CTX Social, 10 janvier 2025 — 24/01077

Fait droit à l'ensemble des demandes du ou des demandeurs sans accorder de délais d'exécution au défendeur Cour de cassation — CTX Social

Texte intégral

TRIBUNAL JUDICIAIRE DE NANTERRE

PÔLE SOCIAL

Contentieux collectif du travail

JUGEMENT RENDU LE 10 Janvier 2025

N° RG 24/01077 - N° Portalis DB3R-W-B7I-ZGHT

N° Minute : 25/00003

AFFAIRE

S.A.S. Manpower France

C/

Syndicat CGT Manpower

Copies délivrées le :

à Maître Romain CHISS (copie exécutoire) Maître Catherine BOUSQUET (CCC)

DEMANDERESSE

S.A.S. Manpower France [Adresse 1] [Adresse 1]

représentée par Maître Romain CHISS, avocat au barreau de PARIS, vestiaire : R245

DEFENDEUR

Syndicat CGT Manpower [Adresse 2] [Adresse 2]

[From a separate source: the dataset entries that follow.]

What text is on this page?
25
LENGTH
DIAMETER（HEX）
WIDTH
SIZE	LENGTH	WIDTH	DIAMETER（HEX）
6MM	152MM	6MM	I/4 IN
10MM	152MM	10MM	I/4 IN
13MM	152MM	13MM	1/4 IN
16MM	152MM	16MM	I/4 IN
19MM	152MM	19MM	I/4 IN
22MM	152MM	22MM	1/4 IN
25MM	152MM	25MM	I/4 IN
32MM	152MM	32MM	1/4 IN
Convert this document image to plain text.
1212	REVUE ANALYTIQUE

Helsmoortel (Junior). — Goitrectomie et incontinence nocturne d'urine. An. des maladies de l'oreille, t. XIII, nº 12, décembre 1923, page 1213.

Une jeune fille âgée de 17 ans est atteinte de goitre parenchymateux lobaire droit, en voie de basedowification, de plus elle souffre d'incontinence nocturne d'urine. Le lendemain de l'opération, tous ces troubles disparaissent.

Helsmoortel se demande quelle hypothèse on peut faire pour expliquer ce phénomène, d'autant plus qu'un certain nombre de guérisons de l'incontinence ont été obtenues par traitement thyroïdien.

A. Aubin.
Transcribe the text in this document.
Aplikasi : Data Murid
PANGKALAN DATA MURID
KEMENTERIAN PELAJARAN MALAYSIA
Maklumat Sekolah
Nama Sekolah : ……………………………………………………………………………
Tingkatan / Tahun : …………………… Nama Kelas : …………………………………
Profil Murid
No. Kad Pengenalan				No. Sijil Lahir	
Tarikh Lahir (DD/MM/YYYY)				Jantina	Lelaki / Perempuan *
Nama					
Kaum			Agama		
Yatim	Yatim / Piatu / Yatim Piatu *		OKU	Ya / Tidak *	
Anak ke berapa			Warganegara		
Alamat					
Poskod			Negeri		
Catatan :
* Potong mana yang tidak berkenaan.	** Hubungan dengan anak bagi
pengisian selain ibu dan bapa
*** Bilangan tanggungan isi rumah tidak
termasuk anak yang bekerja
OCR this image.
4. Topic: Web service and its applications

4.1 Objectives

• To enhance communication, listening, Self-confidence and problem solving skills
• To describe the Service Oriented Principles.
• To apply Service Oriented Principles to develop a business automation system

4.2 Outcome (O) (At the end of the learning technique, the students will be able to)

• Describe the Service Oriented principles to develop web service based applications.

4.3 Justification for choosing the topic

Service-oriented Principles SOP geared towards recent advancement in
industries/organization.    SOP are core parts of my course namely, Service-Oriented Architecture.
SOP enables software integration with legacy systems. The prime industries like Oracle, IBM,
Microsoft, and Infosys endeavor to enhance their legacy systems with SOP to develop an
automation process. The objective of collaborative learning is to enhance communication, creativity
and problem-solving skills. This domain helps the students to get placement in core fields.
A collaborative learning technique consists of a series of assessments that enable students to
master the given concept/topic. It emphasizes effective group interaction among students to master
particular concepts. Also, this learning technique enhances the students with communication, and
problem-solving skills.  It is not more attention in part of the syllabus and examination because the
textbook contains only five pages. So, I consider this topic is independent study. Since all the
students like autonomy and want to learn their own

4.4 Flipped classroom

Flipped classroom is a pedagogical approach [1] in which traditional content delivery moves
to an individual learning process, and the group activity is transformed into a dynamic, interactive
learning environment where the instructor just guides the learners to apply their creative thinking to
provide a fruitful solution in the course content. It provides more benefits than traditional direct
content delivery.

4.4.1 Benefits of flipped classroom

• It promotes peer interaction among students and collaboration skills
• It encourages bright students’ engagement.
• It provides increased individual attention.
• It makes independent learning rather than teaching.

représenté par Maître ANNE Mathilde substituant Maître Catherine BOUSQUET, avocat au barreau des HAUTS-DE-SEINE, vestiaire : PN 1702, et Maître Fabien JORQUERA avocat au barreau de Grenoble

***

L’affaire a été débattue le 3 Décembre 2024 en audience publique devant le tribunal composé de :

Vincent SIZAIRE, Vice-président, Anne-Cécile LACHAL, Vice-présidente, Juliette VIGOUROUX, Juge placée,

qui en ont délibéré.

Greffier lors des débats et du prononcé : Pascale GALY, Greffier.

JUGEMENT Prononcé en premier ressort, par décision contradictoire et mise à disposition au greffe du tribunal conformément à l’avis donné à l’issue des débats.

Les avocats des parties ont été entendus en leurs explications, l'affaire a été ensuite mise en délibéré et renvoyée à ce jour pour mise à disposition de la décision.

EXPOSE DU LITIGE

La société Manpower France a pour activité la location de main d’œuvre.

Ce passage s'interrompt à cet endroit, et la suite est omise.